Free-form or planned – How should kids spend summer?
Today is the first day of summer and I’ve finally gotten my kids’ summers set. Funny, I don’t think my parents worried too much about that. Somehow summers just unfolded: two weeks at a cottage by a lake and, back in the city, hour after hour playing baseball or one of its variations – stick ball, punch ball or slap ball. OK, and lots of TV watching, too.
My 12-year-old will attend a summer camp at a nearby college that offers academic but fun-sounding classes in the morning, and afternoons full of sports. Sounds so good, I’d like to register.
More complicated is my 17-year-old son’s summer. He’s finishing his junior year in high school and will be doing a series of things: a two-week art program at the Parsons School of Design; four weeks of classes preparing him for the college-application process; and finally a basketball program.
I’m happy with the Parsons program for which we’ve just gotten him registered. It’s all-day classes in illustration at Parsons in the Village. I’ve always been impressed by his creativity, especially when it comes to drawing, painting, or, when he was much younger, making toys out of household scraps.

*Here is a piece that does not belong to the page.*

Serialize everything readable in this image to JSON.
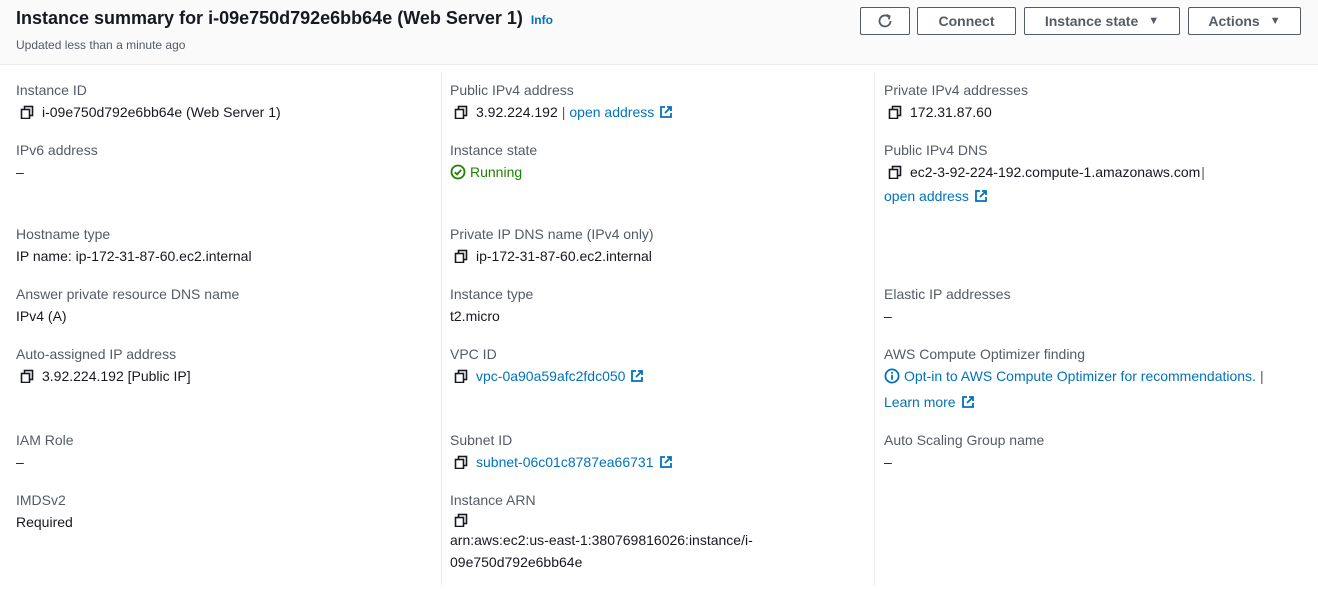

This program also fits my view of how kids should spend the summer, that is, experiencing things they don’t normally get during the school year – be it sports, unusual academic courses or wilderness adventure. And just so I’m clear, I’m not suggesting that their entire summer should be programmed.
I’m less certain about the college-application course, though. It’s at his own high school and is free, but does he really need to spend every morning for four weeks learning how to write a personal essay and filling out college applications. This comes after he just finished taking an SAT-prep class every Saturday morning this past spring semester.
Though these courses are supposed to improve his odds of getting into the college of his choice, they strike me as having less to do with learning, and more to do developing skills that have little usefullness other than getting into college.
He will also be playing basketball in a program that will get him playing with kids from around New York City and the metro area. I think that’s great. I was shocked by his improvement playing basketball this past year. He finshed the year as his high school team’s top scorerer, rebounder and free-throw shooter. Yes, his high school is small, but who knows, perhaps maybe he could get a partial college scholarship from his basketball. And that’s something that clearly interests me.
Considering that a parent’s influence and leverage is clearily on the decline when a son is 17, I guess I’m satisfied with how his summer is shaping up. There may even be time for a cottage by a lake and hours playing baseball.
How do you think high school kids should spend the summer? I got my first job, part-time at a supermarket, the summer before my senior year in high school, leading me to wonder where do summer jobs fit in the picture for today’s kids?